Шрифт:
Интервал:
Закладка:
Но разногласия между Юнгом и Фрейдом становились все более непримиримыми. Фрейд настаивал на светском и рациональном характере психоанализа и хотел, чтобы его считали наукой. У Юнга, сына пастора, превалировал художественный, склонный к мистике подход; его все сильнее тянуло к древним мифам и оккультному знанию. Чтобы стать последователем Фрейда, он подавлял в себе эти порывы, но они давали о себе знать. Особенно это стало заметно, когда он приблизился к порогу 40-летия.
Отношения «сына с отцом» дали трещину. «Я осознал, насколько отличаюсь от вас. Этого понимания достаточно, чтобы радикально изменить мое отношение к вам», – писал Юнг Фрейду в ноябре 1912 года.
«Полагаю, нам следует полностью прекратить наши личные отношения», – шесть недель спустя ответил ему Фрейд из Вены.
После разрыва с Фрейдом от Юнга отвернулись многие представители психоаналитической школы. Он покинул пост президента Психоаналитической ассоциации. Юнг уподобился астронавту, лишившемуся сцепки с коллегой. Дальше ему предстояло двигаться одному. Но по какому пути? Он представлял это себе весьма смутно.
Ему чрезвычайно помогло то обстоятельство, что он был женат на богатой наследнице. Он ушел из университета и сократил частную практику, решив, что займется поиском универсальных истин и изучением функционирования своего собственного разума.
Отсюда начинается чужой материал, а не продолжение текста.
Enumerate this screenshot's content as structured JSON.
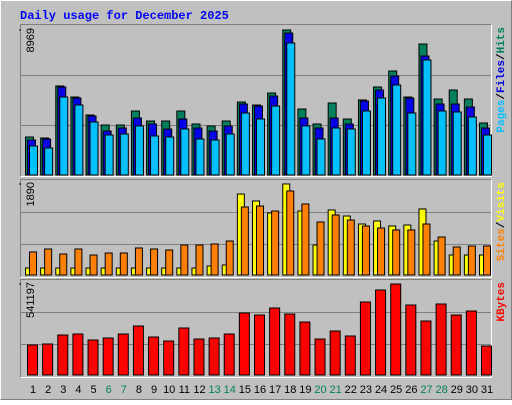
{
  "title": "Daily usage for December 2025",
  "chart_data": [
    {
      "type": "bar",
      "separator": "/",
      "ylim": [
        0,
        9279
      ],
      "yticks": [
        8969
      ],
      "series": [
        {
          "name": "Hits",
          "color": "#00805c",
          "values": [
            2351,
            2289,
            5506,
            4825,
            3712,
            3093,
            3093,
            3959,
            3340,
            3340,
            3959,
            3155,
            3031,
            3340,
            4516,
            4330,
            5073,
            8969,
            4083,
            3155,
            4454,
            3464,
            4640,
            5444,
            6434,
            4825,
            8104,
            4701,
            5258,
            4701,
            3217
          ]
        },
        {
          "name": "Files",
          "color": "#0000e6",
          "values": [
            2165,
            2227,
            5444,
            4763,
            3650,
            2722,
            2907,
            3526,
            3155,
            2846,
            3464,
            2907,
            2722,
            3031,
            4392,
            4268,
            4887,
            8784,
            3526,
            2907,
            3526,
            3155,
            4578,
            5258,
            6124,
            4763,
            7361,
            4392,
            4392,
            4206,
            2907
          ]
        },
        {
          "name": "Pages",
          "color": "#00c0ff",
          "values": [
            1794,
            1670,
            4825,
            4330,
            3279,
            2474,
            2536,
            3031,
            2413,
            2351,
            2846,
            2227,
            2165,
            2536,
            3835,
            3464,
            4268,
            8166,
            3031,
            2227,
            2907,
            2846,
            3959,
            4763,
            5567,
            3835,
            7114,
            3959,
            3897,
            3588,
            2474
          ]
        }
      ]
    },
    {
      "type": "bar",
      "separator": "/",
      "ylim": [
        0,
        1973
      ],
      "yticks": [
        1890
      ],
      "series": [
        {
          "name": "Visits",
          "color": "#ffff00",
          "values": [
            145,
            145,
            145,
            145,
            145,
            145,
            145,
            145,
            145,
            145,
            145,
            145,
            187,
            208,
            1682,
            1537,
            1288,
            1890,
            1329,
            623,
            1350,
            1225,
            1059,
            1122,
            1018,
            1038,
            1371,
            706,
            415,
            415,
            415
          ]
        },
        {
          "name": "Sites",
          "color": "#ff8000",
          "values": [
            478,
            540,
            436,
            540,
            415,
            457,
            457,
            561,
            540,
            519,
            623,
            623,
            644,
            706,
            1412,
            1433,
            1329,
            1745,
            1475,
            1101,
            1246,
            1142,
            1018,
            976,
            935,
            935,
            1059,
            789,
            582,
            602,
            602
          ]
        }
      ]
    },
    {
      "type": "bar",
      "ylim": [
        0,
        564965
      ],
      "yticks": [
        541197
      ],
      "categories": [
        "1",
        "2",
        "3",
        "4",
        "5",
        "6",
        "7",
        "8",
        "9",
        "10",
        "11",
        "12",
        "13",
        "14",
        "15",
        "16",
        "17",
        "18",
        "19",
        "20",
        "21",
        "22",
        "23",
        "24",
        "25",
        "26",
        "27",
        "28",
        "29",
        "30",
        "31"
      ],
      "category_colors": [
        "#000000",
        "#000000",
        "#000000",
        "#000000",
        "#000000",
        "#00805c",
        "#00805c",
        "#000000",
        "#000000",
        "#000000",
        "#000000",
        "#000000",
        "#00805c",
        "#00805c",
        "#000000",
        "#000000",
        "#000000",
        "#000000",
        "#000000",
        "#00805c",
        "#00805c",
        "#000000",
        "#000000",
        "#000000",
        "#000000",
        "#000000",
        "#00805c",
        "#00805c",
        "#000000",
        "#000000",
        "#000000"
      ],
      "series": [
        {
          "name": "KBytes",
          "color": "#ff0000",
          "values": [
            178410,
            184357,
            237880,
            243827,
            208145,
            220039,
            243827,
            291403,
            225986,
            202198,
            279509,
            214092,
            220039,
            243827,
            368714,
            356820,
            398449,
            362767,
            315191,
            214092,
            261668,
            231933,
            434131,
            505495,
            541197,
            416290,
            321138,
            422237,
            356820,
            380608,
            172463
          ]
        }
      ]
    }
  ]
}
Шесть следующих лет Юнг посвятил тому, чтобы вызывать у себя видения и слушать голоса. Все свои ощущения он тщательно записывал. Порой его охватывал страх, что он сходит с ума. В 1914 году, когда началась Первая мировая война, он убедился, что некоторые из его жутких видений оказались пророческими. Он завел любовницу – бывшую пациентку двадцати с небольшим лет – и даже приглашал ее к себе домой на воскресный ужин.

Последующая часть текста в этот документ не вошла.